Republicans argue Biden’s $1.75 trillion social plan would add to deficit


Washington,(Reuters) – Republicans in the U.S. Congress attacked Democratic President Joe Biden’s proposed $1.75 trillion social bill on Friday, releasing a nonpartisan estimate that said it could increase the federal deficit by $3 trillion over a decade if its programs are made permanent.

Republican Senator Lindsey Graham had asked the Congressional Budget Office to calculate the bill’s effects on the deficit if programs — including a child tax credit and free preschool for all 3- and 4-year-olds — would continue over 10 years, rather than phasing out sooner as proposed by Democrats.

Republicans had earlier criticized the phaseouts as maneuvers to underestimate the bill’s cost, and contend the bill would worsen inflation. Consumer prices on Friday notched their biggest gain since 1982.

The new forecast comes a month after the CBO released an estimate saying the bill that has passed the House of Representatives would increase federal budget deficits by $367 billion over 10 years.

That does not take into account some $207 billion in revenue that could be raised by improved tax enforcement, the CBO estimates. This, however, is only about half what the Biden administration says better tax enforcement could raise.

“Nobody believes these programs are going to end. Democrats want them to go on,” Graham told reporters. “I am begging some reasonable Democrats out there to stop this train.”

Democrats scorned the attack, which House Speaker Nancy Pelosi called a “phony score of an imaginary bill.” Senate Majority Leader Chuck Schumer said the existing proposal is paid for and any future extensions would be too.

The bill calls for the child tax cut to expire after one year, with free preschool and child-care subsidies expiring after six years.

Amid a flurry of activity in Congress that saw lawmakers avert a government shutdown and take the first steps toward raising the federal government’s $28.9 trillion debt limit, thus averting an unprecedented default, there has been little visible progress on passing Biden’s $1.75 trillion Build Back Better bill.

That package, the heart of Biden’s social and climate agenda, would provide free preschool for all 3- and 4-year-olds, boost coverage of home-care costs for the elderly and disabled, significantly lower the cost of some prescription drugs such as insulin, and expand affordable housing programs.

Two Democratic senators, Joe Manchin and Kyrsten Sinema, have not committed to supporting Build Back Better, and both parties are lobbying them for support. Every Senate Democrat’s vote will be needed if the party is to pass the measure without the backing of the chamber’s Republicans, who unanimously oppose it.

Manchin in particular has expressed concern about large amounts of spending and their possible inflationary impact, and at one point last month accused his fellow Democrats of playing “shell games” with the program’s cost. Biden told reporters on Friday that he’d be talking to Manchin next week.

Treasury Secretary Janet Yellen argued this week that it is inappropriate to judge the social policy bill based on assumptions concerning future acts of Congress.

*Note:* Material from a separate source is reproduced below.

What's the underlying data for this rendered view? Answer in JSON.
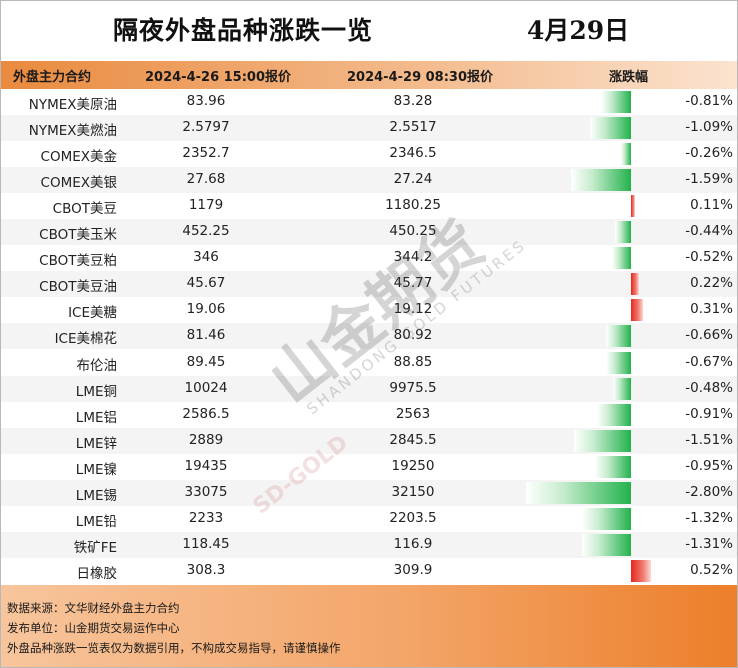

“This analysis is of a bill that the House did not pass, the Senate is not considering, and the President – who has committed to paying for permanent investment – would not sign,” she said in a memo to lawmakers seen by Reuters.

The surge in inflation this year to a near four-decade high as of November has become a favorite club by Republicans for bashing Biden’s ambitious spending proposals.

There is little hard evidence that the plan – spread out over a decade – would have the same impact on elevating consumer demand and thus inflation as previous pandemic-relief spending bulges under both Biden and his predecessor, Republican Donald Trump.

Still, inflation is now the central economic concern voiced by American consumers, far more so than unemployment, which could make Democrats’ jobs harder in selling what Biden has billed as a “blue-collar jobs bill.”

“When directly asked whether inflation or unemployment was the more serious problem facing the nation, 76% selected inflation while just 21% selected unemployment,” Richard Curtin, director of the University of Michigan’s widely followed Consumer Sentiment Index said on Friday in a statement accompanying the series’ latest reading for early December.